Although the loss of books through theft was minimal, there appears to have been political pressure to tighten up procedures at the Library. In 1870, however, the Trustees under Barry's leadership felt it was important to maintain the policy of complete freedom in the use of the Library, a policy which has always been one of the institution's most marked characteristics.

Travelling Libraries

Redmond Barry's conception of the Melbourne Public Library was as a national reference library. Fairly soon after its foundation, however, there was pressure to make the library's collections available to the country and outer metropolitan areas.
In April 1859 the Trustees resolved that 500 volumes would be purchased for circulation among the libraries and mechanics‘ institutes of the inland towns. By 1860 the system of ’Travelling Libraries' was established, although it serviced only those libraries within 10 miles of
the Melbourne Post Office. By 1867, however, the system had been extended to the whole colony. The service was greatly appreciated: at its height in the 1880s 120 cases containing more than 8,000 books were circulated to 42 libraries.

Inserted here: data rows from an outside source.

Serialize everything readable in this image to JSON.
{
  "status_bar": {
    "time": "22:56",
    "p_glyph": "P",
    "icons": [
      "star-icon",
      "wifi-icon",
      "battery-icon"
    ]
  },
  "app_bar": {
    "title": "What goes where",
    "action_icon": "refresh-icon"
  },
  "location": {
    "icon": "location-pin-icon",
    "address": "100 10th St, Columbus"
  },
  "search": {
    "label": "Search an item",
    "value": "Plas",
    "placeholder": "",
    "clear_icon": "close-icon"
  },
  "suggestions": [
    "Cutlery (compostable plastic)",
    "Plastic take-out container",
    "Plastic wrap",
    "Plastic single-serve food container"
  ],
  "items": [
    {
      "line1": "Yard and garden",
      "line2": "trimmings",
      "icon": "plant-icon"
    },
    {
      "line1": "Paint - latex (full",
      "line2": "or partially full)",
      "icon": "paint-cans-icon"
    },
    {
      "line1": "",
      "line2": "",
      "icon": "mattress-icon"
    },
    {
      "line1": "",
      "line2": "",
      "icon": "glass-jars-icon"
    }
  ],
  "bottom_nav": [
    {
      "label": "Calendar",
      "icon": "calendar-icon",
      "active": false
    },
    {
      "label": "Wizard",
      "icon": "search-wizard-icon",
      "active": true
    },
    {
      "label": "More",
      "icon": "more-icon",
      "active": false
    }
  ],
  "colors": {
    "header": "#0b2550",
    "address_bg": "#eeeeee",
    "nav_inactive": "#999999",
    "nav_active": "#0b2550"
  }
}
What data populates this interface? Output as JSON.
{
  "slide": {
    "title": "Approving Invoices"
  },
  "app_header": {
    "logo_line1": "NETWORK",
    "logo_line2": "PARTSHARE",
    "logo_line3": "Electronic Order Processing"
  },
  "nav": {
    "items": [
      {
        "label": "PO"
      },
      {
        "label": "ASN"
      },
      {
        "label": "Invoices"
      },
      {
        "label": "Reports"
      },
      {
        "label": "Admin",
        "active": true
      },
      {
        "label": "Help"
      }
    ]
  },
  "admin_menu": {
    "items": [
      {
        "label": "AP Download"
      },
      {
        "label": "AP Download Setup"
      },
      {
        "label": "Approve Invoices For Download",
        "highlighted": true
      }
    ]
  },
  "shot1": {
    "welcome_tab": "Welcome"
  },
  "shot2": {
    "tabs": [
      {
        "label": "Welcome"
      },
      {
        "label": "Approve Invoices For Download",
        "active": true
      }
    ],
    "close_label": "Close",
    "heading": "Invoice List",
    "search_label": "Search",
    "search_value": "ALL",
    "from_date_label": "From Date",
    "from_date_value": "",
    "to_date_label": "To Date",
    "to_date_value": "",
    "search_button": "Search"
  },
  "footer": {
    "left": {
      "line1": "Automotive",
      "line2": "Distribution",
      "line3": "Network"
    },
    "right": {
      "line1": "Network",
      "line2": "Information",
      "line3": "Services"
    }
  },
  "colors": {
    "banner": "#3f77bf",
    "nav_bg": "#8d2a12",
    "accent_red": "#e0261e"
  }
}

The cases themselves were substantial things, made of oak, bound with brass, fitted with strong handles and lined with green baize. The books fitted snugly on the shelf so they ‘are not allowed to suffer from friction in travelling’. Each case contained about 60 books and weighed more than 100 Ibs. It was closed with a sliding door, on the inside of which was a list of the contents. Each case was covered with a waterproof tarpaulin to protect it on its journey. When placed back to back on a table and the doors removed the cases served as open bookshelves.
The books themselves are also of interest. They were purchased especially for the ‘Travelling Libraries’ and very often were duplicates of books already in the reference library. Like the cases, the books were sturdily presented, being bound in full green morocco leather with gilt spine and marbled endpapers. As with all books acquired in these early decades, the Library's seal was stamped in gilt on the front board. However, the motto was slightly different for books in the Travelling Libraries. The original motto ‘Delectant domi non impediunt foris peregrinantur’ has the word ‘rusticantur’ added. So the whole motto now reads in English ‘A delight at home and no impediment abroad while on the road or at rest in the country’. ‘Rusticantur’ is a clever allusion to the main purpose of the ‘Travelling Libraries’, which was to make the Library's books available to the country districts.
[The above article is an abbreviated adaptation of a talk by Des Cowley and Brian Hubber given as part of the ‘Talking about Treasures’ programme for 1998. The content is based on a number of sources, the most important of which are as follows: E.L. Armstrong's two chronological histories, The Book of the Public Library, Museums and National Gallery of Victoria 1856–1906 (1906) and The Book of the Public Library, Museums and National Gallery of Victoria 1906–1931 (1932), Redmond Barry's prefaces to the various library catalogues, including The Catalogue of the Melbourne Public Library for 1861 (1862), The Supplemental Catalogue for the Melbourne Public Library for 1865 (1865), and The Catalogue of the Public Library of Victoria (1880), and Richard Overell, ed., Early book purchases in the Melbourne Public Library: Redmond Barry's instructions to the Agent-General, December 3rd 1853 (1997).]